How do I deploy changes to a specific scriptworker script?

If you made changes to a specific scriptworker script and you merged your PR, you now have two options:

  • deploy those changes to just that scriptworker script - in which case, push your changes to production-$script (e.g. production-beetmoverscript or production-signingscript)

  • deploy to all of them - in which case, push your changes to production and let all the workers be updated

What happens in a nutshell when we push to the production branches?

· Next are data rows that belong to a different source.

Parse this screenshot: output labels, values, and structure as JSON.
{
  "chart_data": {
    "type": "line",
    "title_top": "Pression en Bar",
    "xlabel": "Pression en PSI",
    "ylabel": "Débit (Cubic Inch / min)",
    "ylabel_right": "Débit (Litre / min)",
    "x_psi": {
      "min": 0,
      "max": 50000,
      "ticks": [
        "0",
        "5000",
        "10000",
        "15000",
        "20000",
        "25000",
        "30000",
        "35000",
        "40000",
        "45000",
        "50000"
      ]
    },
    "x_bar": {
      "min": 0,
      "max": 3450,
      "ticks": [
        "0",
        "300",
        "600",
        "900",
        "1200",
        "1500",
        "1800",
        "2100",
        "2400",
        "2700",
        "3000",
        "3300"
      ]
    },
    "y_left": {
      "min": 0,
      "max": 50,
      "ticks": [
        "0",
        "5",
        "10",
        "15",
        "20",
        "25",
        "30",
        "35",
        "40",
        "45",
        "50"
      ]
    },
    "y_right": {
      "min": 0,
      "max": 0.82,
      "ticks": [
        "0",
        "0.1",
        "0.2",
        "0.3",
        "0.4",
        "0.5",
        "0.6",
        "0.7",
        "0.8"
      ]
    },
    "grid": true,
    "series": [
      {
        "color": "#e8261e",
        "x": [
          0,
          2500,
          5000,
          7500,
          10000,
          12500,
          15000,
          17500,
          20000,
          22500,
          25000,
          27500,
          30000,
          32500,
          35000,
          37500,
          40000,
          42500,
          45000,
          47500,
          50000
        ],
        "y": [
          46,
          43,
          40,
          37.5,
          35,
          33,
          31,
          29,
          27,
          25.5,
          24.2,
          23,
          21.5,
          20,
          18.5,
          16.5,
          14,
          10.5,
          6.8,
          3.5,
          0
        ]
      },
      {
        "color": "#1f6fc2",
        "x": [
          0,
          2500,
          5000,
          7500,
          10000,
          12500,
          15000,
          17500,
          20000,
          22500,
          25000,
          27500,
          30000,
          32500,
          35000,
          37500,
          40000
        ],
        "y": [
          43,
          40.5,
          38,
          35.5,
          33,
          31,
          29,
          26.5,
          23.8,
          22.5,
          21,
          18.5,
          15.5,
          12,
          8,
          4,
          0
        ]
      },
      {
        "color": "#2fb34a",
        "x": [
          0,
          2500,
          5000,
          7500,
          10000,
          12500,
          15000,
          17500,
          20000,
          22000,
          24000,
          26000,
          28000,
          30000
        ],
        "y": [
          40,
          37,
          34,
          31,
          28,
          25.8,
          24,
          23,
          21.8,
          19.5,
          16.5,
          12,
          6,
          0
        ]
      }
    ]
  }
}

The Taskcluster CI jobs rebuild the Docker images and push them to the Dockerhub. There are two pushes happening, one timestamped and one for the latest tag, that’s to be used by CloudOps. They have webhooks setup to trigger, at their turn, should there is a new image pushed. When that happens, their Jenkins pulls that newly pushed image from Docker and mirrors it in their ecosystem and then deploys it in GCP.

What this means is that, if there are sometimes intermittent issues with the deployment in the CloudOps world (race condition in downloading docker images or alike) rerunning the latest push-docker-image job from our CI retriggers their deployment (because timetamped images, rerunning pushes another image even though the underlying code hasn’t changed).

How do I debug locally an image?

Sometimes the deployments fail for missing environment variables or alike. In order to debug a production image, one can download that image from Dockerhub and run it locally. Remember, secrets are passed over via env vars, so you’d have to do something similar on your local machine:

  • for a certain $script, hop on https://hub.docker.com/r/mozilla/releng-{$script} and find the latest image pushed

  • pull that image locally by docker pull mozilla/releng-$script:production--$timestamp-$hash

  • use pass to define some dummy values replacing the one it’d expect in production (e.g. a file called local-prod)

  • run the image locally by doing docker run -ti $(pass show local-prod | grep -v ^# | grep -v '^$' | sed 's/^/-e /')  image_name /bin/bash

where the format of the file is, e.g.

PROJECT_NAME=beetmover
ENV=dev
COT_PRODUCT=mobile
TASKCLUSTER_ROOT_URL=https://firefox-ci-tc.services.mozilla.com
TASKCLUSTER_CLIENT_ID=fake-client
TASKCLUSTER_ACCESS_TOKEN=token
...
  • once docker container started successfuly, run ./docker.d/init.sh to simulate what the deployment is doing.

How to I update a secret in the new world?

Secrets are now stored in SOPS. Once they are updated there, the scriptworkers need to be (re)taught of their change. In order for that to happen, we need to redeploy the scriptworkers.

A. Updating an existing secret is easier since it only implies updating SOPS and rerunning the scriptworkers (one specific or all of them, depending on the branch chosen when pushing)

B. Adding a new secret needs an extra step, as it needs to be defined in the cloudops-infra files. The general rule of thumb to make this is usually:

1) secrets pushed in SOPS
2) cloudops-infra PR merged
3) scriptworker-scripts deployment to pick-up both changes from above

Why do all other scriptworkers have level 1 and level 3, but signing has level t and level 3?

I believe the intent here was to not cross the streams: if a pool was level 1, then rolling out changes and possibly breaking things should only affect Try, pull requests, or other non-production trees and tasks. Test pools, which were level t, crossed streams: they ran against level 1, 2, and 3 trees, since they don’t create artifacts that we publish to users, and because we have limited hardware test pools that we can’t split up granularly and still maintain adequately sized pools. Therefore, since dep signing, which would usually be level 1, runs against level 1 and 3 trees (e.g. autoland is level 3, but uses dep signing; central is level 3, but only signs shippable builds with prod signing, and signs all other builds with dep signing), and since bustage of the dep signing pools would result in level 3 trees closing, we gave it a level of t instead of 1.

We have since started scheduling some tasks on level 3 trees against level 1 and 2 pools, rendering the above somewhat moot.